My strategy would be to reduce to a single trig function. First, $cot(a)=\frac{cos(a)}{sin(a)}$ so that $cos(2x)= \frac{cos(2x)}{sin(2x)}= \frac{cos^2(x)- sin^2(x)}{2sin(x)cos(x)}= \frac{1- 2sin^2(x)}{2sin(x)\sqrt{1- sin^2(x)}}$. Similarly, $tan(x)= \frac{sin(x)}{cos(x)}= \frac{sin(x)}{\sqrt{1- sin^2(x)}}$. So this equation says
$\frac{3(1- 2sin^2(x))}{2sin(x)\sqrt{1- sin^2(x)}}+ \frac{sin(x)}{\sqrt{1- sin^2(x)}}- 4+ \frac{3}{sin^2(x)}= 0$

"Clear the fractions" by multiplying through by $2sin^2(x)\sqrt{1- sin^2(x)}$:
$3sin(x)(1- 2sin^2(x)+ 2sin^3(x)- 8sin^2(x)\sqrt{1- sin^2(x)}+ 6\sqrt{1- sin^2(x)}= 0$

Let y= sin(x) so this becomes $3y(1- 2y^2)+2y^3- 8y^2\sqrt{1- y^2}+ 6\sqrt{1- y^2}= 0$

We can write this as $3y(1- y^2)+ 2y^3= (8y^2+ 6)\sqrt{1- y^2}$
and squaring both sides gives a sixth degree polynomial in y.

3. ## Re: Trigonometric Equation

Thanks a lot for your help!

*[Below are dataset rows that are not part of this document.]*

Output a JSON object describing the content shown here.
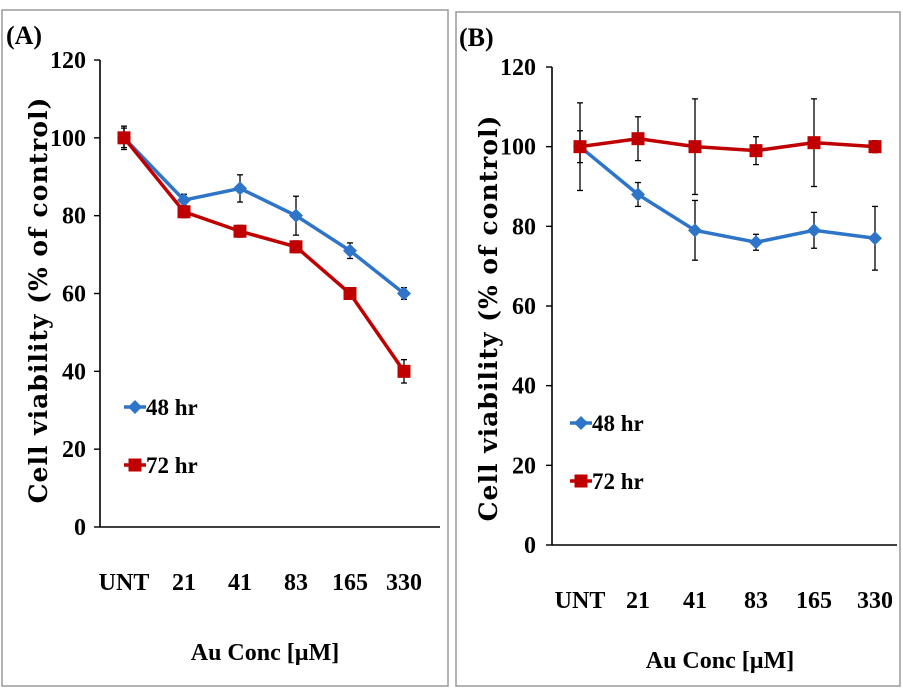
{
  "colors": {
    "series_48": "#2E74C8",
    "series_72": "#C00000",
    "axis": "#000000",
    "frame": "#9a9a9a"
  },
  "chart_data": [
    {
      "panel": "(A)",
      "type": "line",
      "categories": [
        "UNT",
        "21",
        "41",
        "83",
        "165",
        "330"
      ],
      "xlabel": "Au Conc [µM]",
      "ylabel": "Cell viability (% of control)",
      "ylim": [
        0,
        120
      ],
      "yticks": [
        0,
        20,
        40,
        60,
        80,
        100,
        120
      ],
      "grid": false,
      "legend": "left-lower",
      "series": [
        {
          "name": "48 hr",
          "marker": "diamond",
          "values": [
            100,
            84,
            87,
            80,
            71,
            60
          ],
          "errors": [
            3,
            1.5,
            3.5,
            5,
            2,
            1.5
          ]
        },
        {
          "name": "72 hr",
          "marker": "square",
          "values": [
            100,
            81,
            76,
            72,
            60,
            40
          ],
          "errors": [
            2.5,
            1.5,
            1.5,
            1.5,
            1.5,
            3
          ]
        }
      ]
    },
    {
      "panel": "(B)",
      "type": "line",
      "categories": [
        "UNT",
        "21",
        "41",
        "83",
        "165",
        "330"
      ],
      "xlabel": "Au Conc [µM]",
      "ylabel": "Cell viability (% of control)",
      "ylim": [
        0,
        120
      ],
      "yticks": [
        0,
        20,
        40,
        60,
        80,
        100,
        120
      ],
      "grid": false,
      "legend": "left-lower",
      "series": [
        {
          "name": "48 hr",
          "marker": "diamond",
          "values": [
            100,
            88,
            79,
            76,
            79,
            77
          ],
          "errors": [
            4,
            3,
            7.5,
            2,
            4.5,
            8
          ]
        },
        {
          "name": "72 hr",
          "marker": "square",
          "values": [
            100,
            102,
            100,
            99,
            101,
            100
          ],
          "errors": [
            11,
            5.5,
            12,
            3.5,
            11,
            1.5
          ]
        }
      ]
    }
  ]
}
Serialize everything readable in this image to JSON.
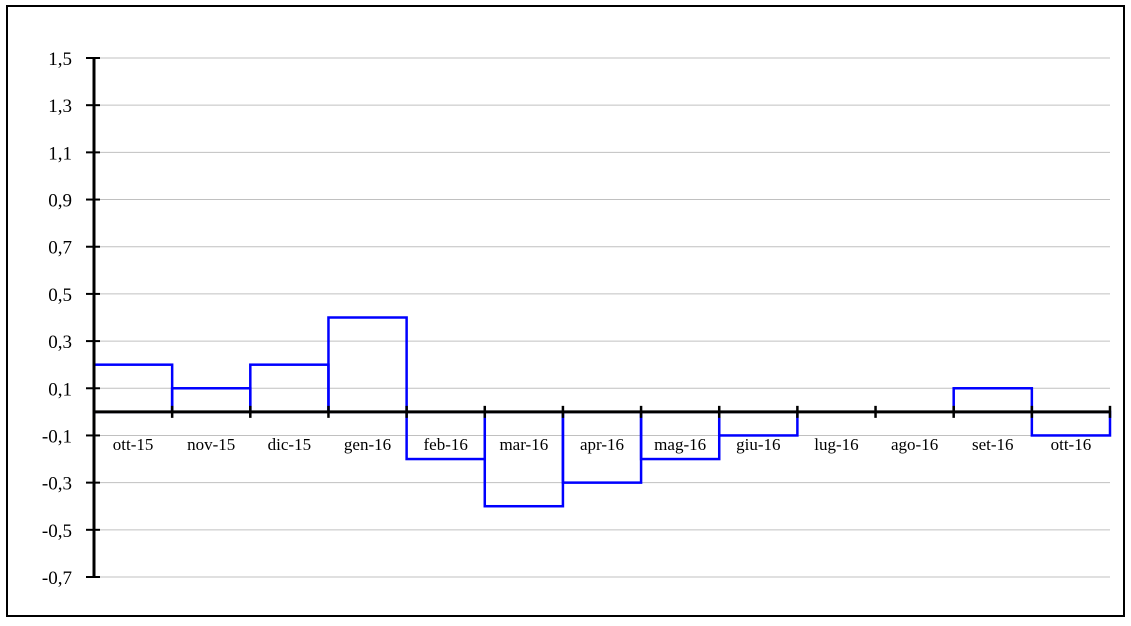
{
  "chart_data": {
    "type": "bar",
    "title": "",
    "xlabel": "",
    "ylabel": "",
    "categories": [
      "ott-15",
      "nov-15",
      "dic-15",
      "gen-16",
      "feb-16",
      "mar-16",
      "apr-16",
      "mag-16",
      "giu-16",
      "lug-16",
      "ago-16",
      "set-16",
      "ott-16"
    ],
    "values": [
      0.2,
      0.1,
      0.2,
      0.4,
      -0.2,
      -0.4,
      -0.3,
      -0.2,
      -0.1,
      0,
      0,
      0.1,
      -0.1
    ],
    "ylim": [
      -0.7,
      1.5
    ],
    "yticks": [
      -0.7,
      -0.5,
      -0.3,
      -0.1,
      0.1,
      0.3,
      0.5,
      0.7,
      0.9,
      1.1,
      1.3,
      1.5
    ],
    "ytick_labels": [
      "-0,7",
      "-0,5",
      "-0,3",
      "-0,1",
      "0,1",
      "0,3",
      "0,5",
      "0,7",
      "0,9",
      "1,1",
      "1,3",
      "1,5"
    ],
    "grid": true,
    "legend": "none",
    "colors": {
      "series": "#0000ff",
      "axis": "#000000",
      "grid": "#c0c0c0",
      "frame": "#000000"
    }
  }
}
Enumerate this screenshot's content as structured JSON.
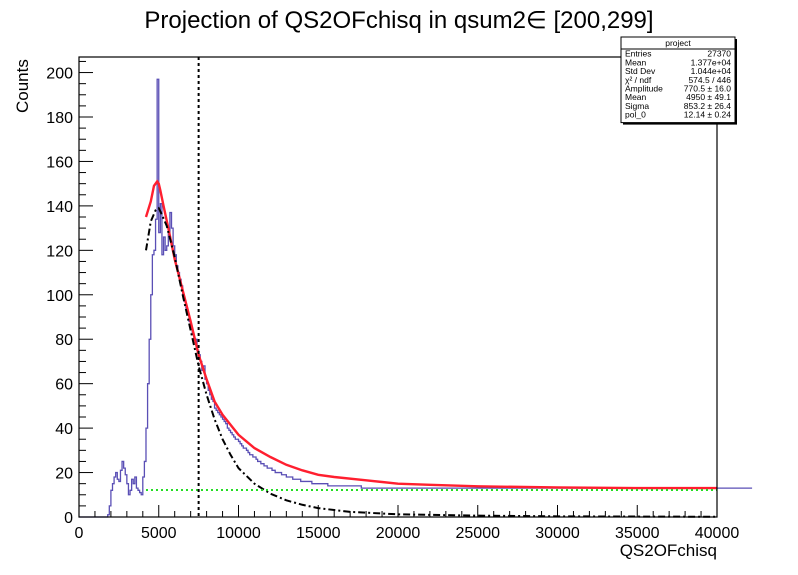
{
  "chart_data": {
    "type": "line",
    "title": "Projection of QS2OFchisq in qsum2∈ [200,299]",
    "xlabel": "QS2OFchisq",
    "ylabel": "Counts",
    "xlim": [
      0,
      40000
    ],
    "ylim": [
      0,
      207
    ],
    "x_ticks": [
      0,
      5000,
      10000,
      15000,
      20000,
      25000,
      30000,
      35000,
      40000
    ],
    "y_ticks": [
      0,
      20,
      40,
      60,
      80,
      100,
      120,
      140,
      160,
      180,
      200
    ],
    "grid": false,
    "histogram": {
      "name": "project",
      "bin_width": 100,
      "color": "#5a4fb5",
      "x_start": 0,
      "counts": [
        0,
        0,
        0,
        0,
        0,
        0,
        0,
        0,
        0,
        0,
        0,
        0,
        0,
        0,
        0,
        0,
        0,
        0,
        1,
        5,
        12,
        15,
        18,
        20,
        17,
        16,
        21,
        25,
        22,
        19,
        15,
        10,
        12,
        17,
        15,
        18,
        13,
        12,
        11,
        10,
        18,
        25,
        40,
        60,
        80,
        100,
        118,
        120,
        134,
        197,
        128,
        141,
        118,
        126,
        120,
        122,
        128,
        137,
        130,
        122,
        118,
        113,
        110,
        107,
        104,
        100,
        97,
        94,
        91,
        88,
        85,
        82,
        80,
        80,
        75,
        73,
        70,
        66,
        68,
        62,
        60,
        57,
        55,
        53,
        52,
        49,
        48,
        47,
        46,
        45,
        44,
        43,
        42,
        40,
        39,
        38,
        37,
        36,
        35,
        35,
        34,
        33,
        32,
        31,
        31,
        30,
        29,
        28,
        28,
        27,
        27,
        26,
        25,
        25,
        24,
        24,
        23,
        23,
        22,
        22,
        22,
        21,
        21,
        20,
        20,
        20,
        20,
        19,
        19,
        19,
        18,
        18,
        18,
        18,
        17,
        17,
        17,
        17,
        17,
        16,
        16,
        16,
        16,
        16,
        16,
        16,
        15,
        15,
        15,
        15,
        15,
        15,
        15,
        15,
        15,
        15,
        14,
        14,
        14,
        14,
        14,
        14,
        14,
        14,
        14,
        14,
        14,
        14,
        14,
        14,
        14,
        14,
        14,
        14,
        14,
        14,
        14,
        13,
        13,
        13,
        13,
        13,
        13,
        13,
        13,
        13,
        13,
        13,
        13,
        13,
        13,
        13,
        13,
        13,
        13,
        13,
        13,
        13,
        13,
        13,
        13,
        13,
        13,
        13,
        13,
        13,
        13,
        13,
        13,
        13,
        13,
        13,
        13,
        13,
        13,
        13,
        13,
        13,
        13,
        13,
        13,
        13,
        13,
        13,
        13,
        13,
        13,
        13,
        13,
        13,
        13,
        13,
        13,
        13,
        13,
        13,
        13,
        13,
        13,
        13,
        13,
        13,
        13,
        13,
        13,
        13,
        13,
        13,
        13,
        13,
        13,
        13,
        13,
        13,
        13,
        13,
        13,
        13,
        13,
        13,
        13,
        13,
        13,
        13,
        13,
        13,
        13,
        13,
        13,
        13,
        13,
        13,
        13,
        13,
        13,
        13,
        13,
        13,
        13,
        13,
        13,
        13,
        13,
        13,
        13,
        13,
        13,
        13,
        13,
        13,
        13,
        13,
        13,
        13,
        13,
        13,
        13,
        13,
        13,
        13,
        13,
        13,
        13,
        13,
        13,
        13,
        13,
        13,
        13,
        13,
        13,
        13,
        13,
        13,
        13,
        13,
        13,
        13,
        13,
        13,
        13,
        13,
        13,
        13,
        13,
        13,
        13,
        13,
        13,
        13,
        13,
        13,
        13,
        13,
        13,
        13,
        13,
        13,
        13,
        13,
        13,
        13,
        13,
        13,
        13,
        13,
        13,
        13,
        13,
        13,
        13,
        13,
        13,
        13,
        13,
        13,
        13,
        13,
        13,
        13,
        13,
        13,
        13,
        13,
        13,
        13,
        13,
        13,
        13,
        13,
        13,
        13,
        13,
        13,
        13,
        13,
        13,
        13,
        13,
        13,
        13,
        13,
        13,
        13,
        13,
        13,
        13,
        13,
        13,
        13,
        13,
        13,
        13,
        13,
        13,
        13,
        13,
        13,
        13,
        13,
        13,
        13,
        13,
        13,
        13,
        13,
        13,
        13,
        13,
        13,
        13,
        13,
        13,
        13,
        13,
        13,
        13,
        13,
        13,
        13,
        13,
        13
      ]
    },
    "fit_curves": [
      {
        "style": "solid",
        "color": "#ff1f2f",
        "x": [
          4200,
          4500,
          4700,
          4900,
          5000,
          5100,
          5300,
          5600,
          6000,
          6500,
          7000,
          7500,
          8000,
          8500,
          9000,
          10000,
          11000,
          12000,
          13000,
          14000,
          15000,
          16000,
          18000,
          20000,
          22000,
          25000,
          30000,
          35000,
          40000
        ],
        "y": [
          135,
          142,
          149,
          151,
          150,
          147,
          140,
          130,
          116,
          102,
          88,
          73,
          62,
          52,
          46,
          37,
          31,
          27,
          23.5,
          21,
          19,
          18,
          16.5,
          15,
          14.5,
          13.8,
          13.3,
          13,
          13
        ]
      },
      {
        "style": "dashdot",
        "color": "#000000",
        "x": [
          4200,
          4500,
          4800,
          5000,
          5200,
          5500,
          6000,
          6500,
          7000,
          7500,
          8000,
          8500,
          9000,
          9500,
          10000,
          11000,
          12000,
          13000,
          14000,
          15000,
          17000,
          20000,
          25000,
          30000,
          35000,
          40000
        ],
        "y": [
          120,
          133,
          138,
          139,
          136,
          131,
          117,
          100,
          84,
          68,
          55,
          44,
          35,
          28,
          22,
          15,
          10.5,
          7.5,
          5.5,
          4,
          2.3,
          1.2,
          0.6,
          0.3,
          0.2,
          0.1
        ]
      },
      {
        "style": "dotted",
        "color": "#22dd22",
        "x": [
          4200,
          40000
        ],
        "y": [
          12.14,
          12.14
        ]
      }
    ],
    "vertical_line": {
      "x": 7500,
      "style": "dotted",
      "color": "#000000"
    },
    "stats_box": {
      "title": "project",
      "rows": [
        {
          "label": "Entries",
          "value": "27370"
        },
        {
          "label": "Mean",
          "value": "1.377e+04"
        },
        {
          "label": "Std Dev",
          "value": "1.044e+04"
        },
        {
          "label": "χ² / ndf",
          "value": "574.5 / 446"
        },
        {
          "label": "Amplitude",
          "value": "770.5 ± 16.0"
        },
        {
          "label": "Mean",
          "value": "4950 ± 49.1"
        },
        {
          "label": "Sigma",
          "value": "853.2 ± 26.4"
        },
        {
          "label": "pol_0",
          "value": "12.14 ± 0.24"
        }
      ]
    }
  }
}
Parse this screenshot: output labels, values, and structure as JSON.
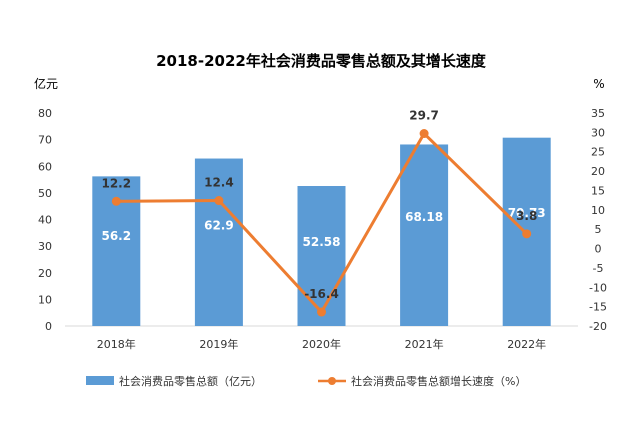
{
  "chart_data": {
    "type": "bar",
    "title": "2018-2022年社会消费品零售总额及其增长速度",
    "categories": [
      "2018年",
      "2019年",
      "2020年",
      "2021年",
      "2022年"
    ],
    "left_axis": {
      "unit": "亿元",
      "ylim": [
        0,
        80
      ],
      "ticks": [
        "0",
        "10",
        "20",
        "30",
        "40",
        "50",
        "60",
        "70",
        "80"
      ]
    },
    "right_axis": {
      "unit": "%",
      "ylim": [
        -20,
        35
      ],
      "ticks": [
        "-20",
        "-15",
        "-10",
        "-5",
        "0",
        "5",
        "10",
        "15",
        "20",
        "25",
        "30",
        "35"
      ]
    },
    "series": [
      {
        "name": "社会消费品零售总额（亿元）",
        "type": "bar",
        "axis": "left",
        "values": [
          56.2,
          62.9,
          52.58,
          68.18,
          70.73
        ],
        "labels": [
          "56.2",
          "62.9",
          "52.58",
          "68.18",
          "70.73"
        ],
        "color": "#5B9BD5"
      },
      {
        "name": "社会消费品零售总额增长速度（%）",
        "type": "line",
        "axis": "right",
        "values": [
          12.2,
          12.4,
          -16.4,
          29.7,
          3.8
        ],
        "labels": [
          "12.2",
          "12.4",
          "-16.4",
          "29.7",
          "3.8"
        ],
        "color": "#ED7D31"
      }
    ],
    "legend": "bottom",
    "grid": false
  }
}
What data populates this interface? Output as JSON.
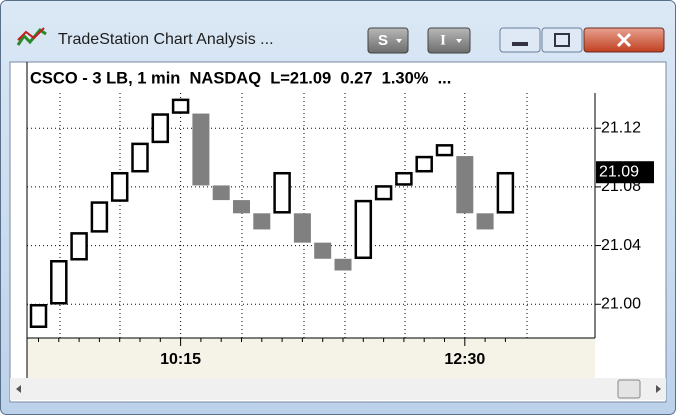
{
  "window": {
    "title": "TradeStation Chart Analysis ...",
    "buttons": [
      "S",
      "I"
    ]
  },
  "chart_data": {
    "type": "three-line-break",
    "header": "CSCO - 3 LB, 1 min  NASDAQ  L=21.09  0.27  1.30%  ...",
    "categories": [
      null,
      null,
      null,
      null,
      null,
      null,
      null,
      "10:15",
      null,
      null,
      null,
      null,
      null,
      null,
      null,
      null,
      null,
      null,
      null,
      null,
      null,
      "12:30",
      null,
      null
    ],
    "open": [
      20.984,
      21.0,
      21.03,
      21.049,
      21.07,
      21.09,
      21.11,
      21.13,
      21.13,
      21.081,
      21.071,
      21.062,
      21.062,
      21.062,
      21.042,
      21.031,
      21.031,
      21.071,
      21.081,
      21.09,
      21.101,
      21.101,
      21.062,
      21.062
    ],
    "close": [
      21.0,
      21.03,
      21.049,
      21.07,
      21.09,
      21.11,
      21.13,
      21.14,
      21.081,
      21.071,
      21.062,
      21.051,
      21.09,
      21.042,
      21.031,
      21.023,
      21.071,
      21.081,
      21.09,
      21.101,
      21.109,
      21.062,
      21.051,
      21.09
    ],
    "up_color": "#000000",
    "down_color": "#808080",
    "last": {
      "value": 21.09,
      "label": "21.09"
    },
    "ylim": [
      20.977,
      21.144
    ],
    "yticks": [
      {
        "value": 21,
        "label": "21.00"
      },
      21.04,
      21.08,
      21.12
    ],
    "grid": true
  }
}
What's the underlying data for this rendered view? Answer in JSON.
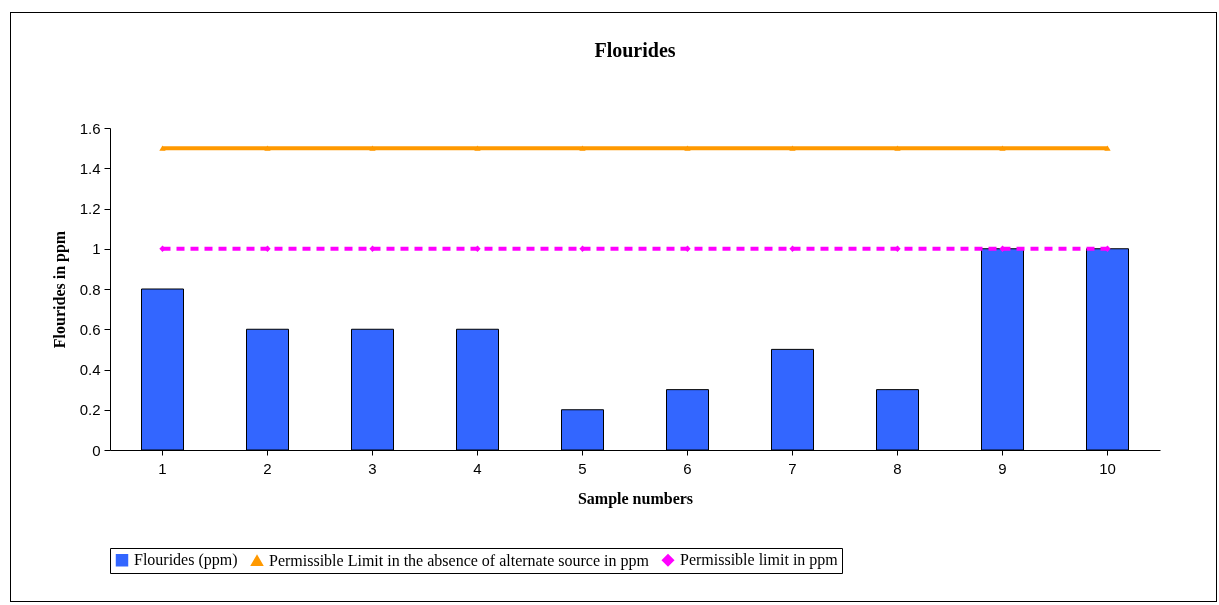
{
  "chart_data": {
    "type": "bar",
    "title": "Flourides",
    "xlabel": "Sample numbers",
    "ylabel": "Flourides in ppm",
    "categories": [
      "1",
      "2",
      "3",
      "4",
      "5",
      "6",
      "7",
      "8",
      "9",
      "10"
    ],
    "series": [
      {
        "name": "Flourides (ppm)",
        "color": "#3366ff",
        "values": [
          0.8,
          0.6,
          0.6,
          0.6,
          0.2,
          0.3,
          0.5,
          0.3,
          1,
          1
        ]
      },
      {
        "name": "Permissible Limit in the absence of alternate source in ppm",
        "type": "line",
        "color": "#ff9900",
        "marker": "triangle",
        "line_style": "solid",
        "values": [
          1.5,
          1.5,
          1.5,
          1.5,
          1.5,
          1.5,
          1.5,
          1.5,
          1.5,
          1.5
        ]
      },
      {
        "name": "Permissible limit in ppm",
        "type": "line",
        "color": "#ff00ff",
        "marker": "diamond",
        "line_style": "dashed",
        "values": [
          1,
          1,
          1,
          1,
          1,
          1,
          1,
          1,
          1,
          1
        ]
      }
    ],
    "ylim": [
      0,
      1.6
    ],
    "yticks": [
      0,
      0.2,
      0.4,
      0.6,
      0.8,
      1,
      1.2,
      1.4,
      1.6
    ],
    "grid": false,
    "legend": "bottom"
  }
}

It's much appreciated.

I think you may have made two small errors (either that or I misunderstood something)

I think (8y2+6)√(1-y2)
should rightly be (8y2-6)√(1-y2)

and you also dropped the 2 from 3y(1-2y3) at the end. Unless I made some mistake.

In any case doing things the way you showed me I ended up with

16sin6x-88sin4x+105sin2x-36

which I then factored and got 3 facts, 2 of which were the same, and one of which was impossible (sin(x)=±2 when simplified)
In any case the final answer, if I didn't mess up somewhere along the way, is x=pi/3, 2pi/3, or 4pi/3 in the given interval.

Thanks a lot for your help, I don't know if I ever would have found the answer without you.
Oh and sorry, for some reason I am heaving trouble with latex all of a sudden. I'll look into that later though.

4. ## Re: Trigonometric Equation

Could you check that you've copied the equation correctly ?
If that second term were $2\tan x$ I think it drops out quite nicely.

5. ## Re: Trigonometric Equation

I did indeed copy it correctly. The question from a practice exam for my universities entrance exam and I think it not dropping out nicely is expressly their purpose unfortunately.

6. ## Re: Trigonometric Equation

Originally Posted by DCB
Thanks a lot for your help! It's much appreciated.

I think you may have made two small errors (either that or I misunderstood something)

I think (8y2+6)√(1-y2)
should rightly be (8y2-6)√(1-y2)

and you also dropped the 2 from 3y(1-2y3) at the end. Unless I made some mistake.

In any case doing things the way you showed me I ended up with

16sin6x-88sin4x+105sin2x-36

which I then factored and got 3 facts, 2 of which were the same, and one of which was impossible (sin(x)=±2 when simplified)
In any case the final answer, if I didn't mess up somewhere along the way, is x=pi/3, 2pi/3, or 4pi/3 in the given interval.

Thanks a lot for your help, I don't know if I ever would have found the answer without you.
Oh and sorry, for some reason I am heaving trouble with latex all of a sudden. I'll look into that later though.
Just for information Mathematica is showing an additional solution in this interval at $x=2\arctan\left(\frac{1}{2}\left(1+\sqrt{5}\right) \right)$

7. ## Re: Trigonometric Equation

Really? Any idea how I could go abut finding that answer? And also unless I am mistaken isn't that the golden ratio?

9. ## Re: Trigonometric Equation

It certainly is. Nice catch.

Interesting. Ibdutt's cubic is also showing 4 solutions including $x=\pi-\arctan(2)$ which turns out to be equal to the golden ratio solution but in a nicer form.